Proceedings—UIA/PlanCom 2002 Berlin
Jerry Laiserin

Mixing ten thousand architects from a hundred countries sounds like a sure-fire recipe for ideological controversy, but everyone seemed tranquilized by the shared experience of black turtlenecks and geometric haircuts. Away from the conference center's grand global debates about urbanism and the environment, the nether reaches of the adjoining Berlin Messe, or exhibition center, echoed with the hum of disk drives and the clacking of keyboards. The Welt Weit Web, among other technological wonders, is alive and well in the wide world of AEC.

The International Union of Architects, or UIA is a non-governmental organization, based in Paris, representing a million architects from nearly 100 countries. Every three years, the group holds a "World Congress" in a new venue—Chicago 1993, Barcelona 1996, Beijing 1999, and Berlin 2002 (the twenty-first such gathering, or XXI, as the organizers prefer—Congress XXII will be in Turkey in 2005). While some of the 10,000 attendees at this Congress did not visit the exhibit halls of the companion PlanCom product expo, enough did to make the show noticeably busier and livelier than recent USA efforts, such as the last AEC Systems show. Show management in Berlin placed information technology exhibitors in the furthest hall, thereby driving traffic throughout the show.

Before addressing the big international design-tool software vendors, it's worth noting a few companies that stick to the German-speaking "DACH" market (the German initials for Germany, Austria, and Switzerland).

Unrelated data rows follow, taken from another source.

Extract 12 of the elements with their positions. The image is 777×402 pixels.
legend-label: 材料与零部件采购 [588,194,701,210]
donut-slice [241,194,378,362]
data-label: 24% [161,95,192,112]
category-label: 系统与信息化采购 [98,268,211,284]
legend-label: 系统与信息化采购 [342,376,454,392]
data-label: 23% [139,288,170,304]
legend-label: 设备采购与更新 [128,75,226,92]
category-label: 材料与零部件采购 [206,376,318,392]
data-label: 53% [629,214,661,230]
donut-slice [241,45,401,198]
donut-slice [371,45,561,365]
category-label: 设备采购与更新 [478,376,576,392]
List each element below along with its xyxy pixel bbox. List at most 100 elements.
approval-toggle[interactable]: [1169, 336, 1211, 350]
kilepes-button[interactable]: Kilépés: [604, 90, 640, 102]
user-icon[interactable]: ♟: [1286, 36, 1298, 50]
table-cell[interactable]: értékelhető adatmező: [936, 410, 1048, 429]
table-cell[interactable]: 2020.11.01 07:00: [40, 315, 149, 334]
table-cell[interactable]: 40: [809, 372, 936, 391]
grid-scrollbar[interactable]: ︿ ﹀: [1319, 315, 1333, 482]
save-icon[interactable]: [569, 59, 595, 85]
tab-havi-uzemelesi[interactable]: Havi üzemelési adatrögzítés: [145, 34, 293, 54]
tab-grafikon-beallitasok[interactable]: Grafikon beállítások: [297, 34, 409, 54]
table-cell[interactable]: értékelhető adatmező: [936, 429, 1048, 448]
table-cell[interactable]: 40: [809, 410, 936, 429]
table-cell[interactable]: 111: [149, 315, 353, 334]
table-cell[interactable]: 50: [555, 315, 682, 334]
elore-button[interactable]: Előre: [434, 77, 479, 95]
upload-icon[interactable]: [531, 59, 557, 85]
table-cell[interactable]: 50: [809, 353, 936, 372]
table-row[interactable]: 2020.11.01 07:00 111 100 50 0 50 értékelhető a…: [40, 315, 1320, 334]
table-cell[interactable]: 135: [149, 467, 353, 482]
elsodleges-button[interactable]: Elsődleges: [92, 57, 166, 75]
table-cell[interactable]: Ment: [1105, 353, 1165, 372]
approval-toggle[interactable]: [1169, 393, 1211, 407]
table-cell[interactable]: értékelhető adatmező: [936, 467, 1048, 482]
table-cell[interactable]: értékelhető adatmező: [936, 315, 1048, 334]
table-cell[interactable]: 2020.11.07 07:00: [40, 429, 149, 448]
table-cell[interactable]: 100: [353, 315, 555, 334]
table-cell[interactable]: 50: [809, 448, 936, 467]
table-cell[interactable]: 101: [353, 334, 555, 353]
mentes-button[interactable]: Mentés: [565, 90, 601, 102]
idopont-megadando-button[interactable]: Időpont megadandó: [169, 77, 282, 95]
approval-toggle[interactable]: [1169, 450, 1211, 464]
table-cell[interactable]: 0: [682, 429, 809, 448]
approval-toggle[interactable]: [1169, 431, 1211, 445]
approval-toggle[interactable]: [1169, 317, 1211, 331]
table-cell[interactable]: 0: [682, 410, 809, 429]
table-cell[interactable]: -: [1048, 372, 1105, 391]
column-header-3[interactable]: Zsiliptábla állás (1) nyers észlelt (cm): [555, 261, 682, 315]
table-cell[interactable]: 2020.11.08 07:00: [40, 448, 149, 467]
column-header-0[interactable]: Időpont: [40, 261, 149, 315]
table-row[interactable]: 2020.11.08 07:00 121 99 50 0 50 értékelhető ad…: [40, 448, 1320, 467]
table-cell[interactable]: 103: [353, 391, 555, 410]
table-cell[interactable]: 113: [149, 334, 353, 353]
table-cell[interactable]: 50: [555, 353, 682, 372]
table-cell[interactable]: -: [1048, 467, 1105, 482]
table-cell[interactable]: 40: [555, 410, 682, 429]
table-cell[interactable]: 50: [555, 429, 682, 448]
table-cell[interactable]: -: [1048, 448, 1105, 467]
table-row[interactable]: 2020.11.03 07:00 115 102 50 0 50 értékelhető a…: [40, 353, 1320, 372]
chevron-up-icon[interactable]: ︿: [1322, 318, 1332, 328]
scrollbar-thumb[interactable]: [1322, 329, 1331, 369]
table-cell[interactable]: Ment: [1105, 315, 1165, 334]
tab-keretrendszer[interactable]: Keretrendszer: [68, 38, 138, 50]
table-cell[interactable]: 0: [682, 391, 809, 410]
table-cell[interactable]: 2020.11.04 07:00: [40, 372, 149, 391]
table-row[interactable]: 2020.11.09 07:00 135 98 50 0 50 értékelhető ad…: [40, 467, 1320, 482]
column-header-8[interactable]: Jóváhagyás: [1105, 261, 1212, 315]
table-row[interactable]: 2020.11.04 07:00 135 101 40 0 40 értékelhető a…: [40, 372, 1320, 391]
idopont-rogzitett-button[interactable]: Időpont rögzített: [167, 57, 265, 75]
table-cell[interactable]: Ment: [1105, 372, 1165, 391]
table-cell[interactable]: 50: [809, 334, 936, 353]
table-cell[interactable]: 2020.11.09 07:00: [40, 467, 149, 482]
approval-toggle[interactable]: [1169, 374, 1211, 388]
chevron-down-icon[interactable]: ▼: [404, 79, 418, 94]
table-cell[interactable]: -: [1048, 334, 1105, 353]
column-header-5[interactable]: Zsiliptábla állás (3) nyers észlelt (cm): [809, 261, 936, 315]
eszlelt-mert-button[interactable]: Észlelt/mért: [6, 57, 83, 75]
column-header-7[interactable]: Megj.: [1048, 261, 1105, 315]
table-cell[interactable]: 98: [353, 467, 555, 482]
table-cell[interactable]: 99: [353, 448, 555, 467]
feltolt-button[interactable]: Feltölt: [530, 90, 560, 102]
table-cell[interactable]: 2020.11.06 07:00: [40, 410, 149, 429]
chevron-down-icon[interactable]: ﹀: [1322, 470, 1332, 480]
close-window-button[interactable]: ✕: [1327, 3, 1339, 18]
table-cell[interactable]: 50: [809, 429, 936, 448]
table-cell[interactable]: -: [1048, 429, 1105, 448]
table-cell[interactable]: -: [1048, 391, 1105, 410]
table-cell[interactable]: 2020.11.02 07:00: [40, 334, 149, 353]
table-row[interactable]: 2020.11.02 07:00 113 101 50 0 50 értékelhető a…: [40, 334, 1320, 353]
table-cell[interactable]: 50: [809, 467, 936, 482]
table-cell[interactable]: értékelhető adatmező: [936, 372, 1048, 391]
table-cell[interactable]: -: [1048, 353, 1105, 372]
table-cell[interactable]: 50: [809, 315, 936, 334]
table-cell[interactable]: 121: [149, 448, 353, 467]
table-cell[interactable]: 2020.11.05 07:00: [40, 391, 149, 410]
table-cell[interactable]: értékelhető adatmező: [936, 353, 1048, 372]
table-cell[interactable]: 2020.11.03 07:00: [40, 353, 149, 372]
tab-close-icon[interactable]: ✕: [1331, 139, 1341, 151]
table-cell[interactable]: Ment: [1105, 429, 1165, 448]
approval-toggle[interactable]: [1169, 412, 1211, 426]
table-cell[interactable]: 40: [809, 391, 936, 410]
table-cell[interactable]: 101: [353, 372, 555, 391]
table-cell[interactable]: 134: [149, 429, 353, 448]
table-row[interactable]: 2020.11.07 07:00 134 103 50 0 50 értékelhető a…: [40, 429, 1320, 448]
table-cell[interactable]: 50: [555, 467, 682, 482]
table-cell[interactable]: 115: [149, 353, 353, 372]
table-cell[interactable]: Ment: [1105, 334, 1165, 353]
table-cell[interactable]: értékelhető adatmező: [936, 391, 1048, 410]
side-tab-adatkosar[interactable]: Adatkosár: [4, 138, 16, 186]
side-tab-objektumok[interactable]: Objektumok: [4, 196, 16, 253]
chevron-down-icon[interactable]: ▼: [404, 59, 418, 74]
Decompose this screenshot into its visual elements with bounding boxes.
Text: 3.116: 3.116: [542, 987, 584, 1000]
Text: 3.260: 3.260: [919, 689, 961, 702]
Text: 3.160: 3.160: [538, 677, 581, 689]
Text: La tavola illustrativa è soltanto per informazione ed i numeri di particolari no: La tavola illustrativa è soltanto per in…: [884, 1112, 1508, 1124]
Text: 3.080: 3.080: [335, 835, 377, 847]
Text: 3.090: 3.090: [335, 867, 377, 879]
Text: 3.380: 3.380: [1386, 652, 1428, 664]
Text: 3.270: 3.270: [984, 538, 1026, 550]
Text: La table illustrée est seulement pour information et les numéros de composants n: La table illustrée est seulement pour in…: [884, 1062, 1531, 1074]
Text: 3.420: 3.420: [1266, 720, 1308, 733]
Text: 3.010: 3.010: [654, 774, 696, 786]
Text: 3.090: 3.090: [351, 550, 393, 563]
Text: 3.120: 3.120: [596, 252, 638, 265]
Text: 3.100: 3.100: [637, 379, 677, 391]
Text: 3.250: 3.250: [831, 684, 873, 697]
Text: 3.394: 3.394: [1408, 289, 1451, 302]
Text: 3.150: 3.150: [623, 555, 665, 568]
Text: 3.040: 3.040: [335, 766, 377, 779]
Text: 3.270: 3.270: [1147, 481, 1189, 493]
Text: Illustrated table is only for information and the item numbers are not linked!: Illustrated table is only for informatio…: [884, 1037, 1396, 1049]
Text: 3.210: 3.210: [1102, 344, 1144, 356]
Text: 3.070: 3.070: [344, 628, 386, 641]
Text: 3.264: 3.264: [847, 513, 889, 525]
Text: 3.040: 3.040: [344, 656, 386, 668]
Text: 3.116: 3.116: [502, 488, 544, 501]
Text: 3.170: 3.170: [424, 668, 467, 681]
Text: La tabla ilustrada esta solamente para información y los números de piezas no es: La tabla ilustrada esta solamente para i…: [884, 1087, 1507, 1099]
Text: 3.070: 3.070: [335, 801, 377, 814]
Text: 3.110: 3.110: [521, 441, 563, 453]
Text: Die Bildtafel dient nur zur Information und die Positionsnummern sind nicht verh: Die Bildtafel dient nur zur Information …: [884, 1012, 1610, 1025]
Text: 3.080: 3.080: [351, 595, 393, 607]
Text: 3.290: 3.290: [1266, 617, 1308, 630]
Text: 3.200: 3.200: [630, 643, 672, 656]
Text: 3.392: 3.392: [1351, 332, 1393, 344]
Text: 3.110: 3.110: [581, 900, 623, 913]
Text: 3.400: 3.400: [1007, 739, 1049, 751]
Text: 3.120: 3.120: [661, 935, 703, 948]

> BauNetz bills itself as the information portal for architecture and design on the Internet. In a clean, logically navigated interface, BauNetz delivers news, architecture reports, threaded discussions, link lists, design information, construction information, access to building product catalogs and directories, information about firm management and marketing, organizations such as architecture schools and the professional society (BDA, or Bund Deutscher Architekten), a job bank, and more (likely a lot more, but my facility with the German language encompasses little beyond "vasser mit gaz"). BauNetz is one of the handful of German survivors from the dot-mania of the late 1990s. I first saw BauNetz during a 1999 trip to Frankfurt, and I've not seen another architecture and design portal in any language or culture that matches BauNetz' balanced blend of comprehensiveness and clarity.

> WeltWeitBau ("World-Wide Building," in English) offers a German language, DACH market extranet service—PlanNet/PlanTeam-Server—for setting up and managing project design/construction information on a secure website. After performing some degree of due diligence on several dozen providers of such services from around the world since 1995, I can identify a critical characteristic that distinguishes most of the successful ones (such as WeltWeitBau, which I first saw in Frankfurt 1999) from the defunct: other income; deep pockets; or both (with a few notable exceptions, such as Constructware and e-Builder). For example, Autodesk's Buzzsaw service and Bentley's Viecon, while good offerings, are not significantly better than many others that did not survive; these two lasted on the strength of their family ties. WeltWeitBau, a smaller company in a smaller market, survived on the strength of its consulting business and CAD file viewing and conversion tools (the converter is especially handy, using the ISO 10303 STEP format to convert files to and from five leading formats in the DACH market: Autodesk AutoCAD; Bentley Microstation; Nemetschek AllPlan FT; Graphisoft ArchiCAD; and RIB Software AG Arriba CA3D).

ComputerWorks GmbH is the German and Swiss dealer for Nemetschek North America's VectorWorks, even though that American company (and its product) is wholly owned by the German-based Nemetschek AG, exhibiting two stands away at this same show—and even though ComputerWorks doesn't seem to represent (German) Nemetschek's other CAD and rendering products. To make things even more confusing, ComputerWorks also distributes the Piranesi rendering package from Informatix of Britain, as well as the Art-Lantis renderer from Abvent SA of France. In any event, VectorWorks thus joined AutoCAD among American-made software on exhibit, while other USA-native packages, such as Bentley Microstation and auto-des-sys' formZ, were nowhere to be found. Finally, while German Nemetschek boasts an extensive roster of leading German architects among its customers, ComputerWorks fired the first shot in the show's "war of internationally famous architects," with a VectorWorks flyer featuring the visage and oeuvre of local wunderkind, Daniel Libeskind.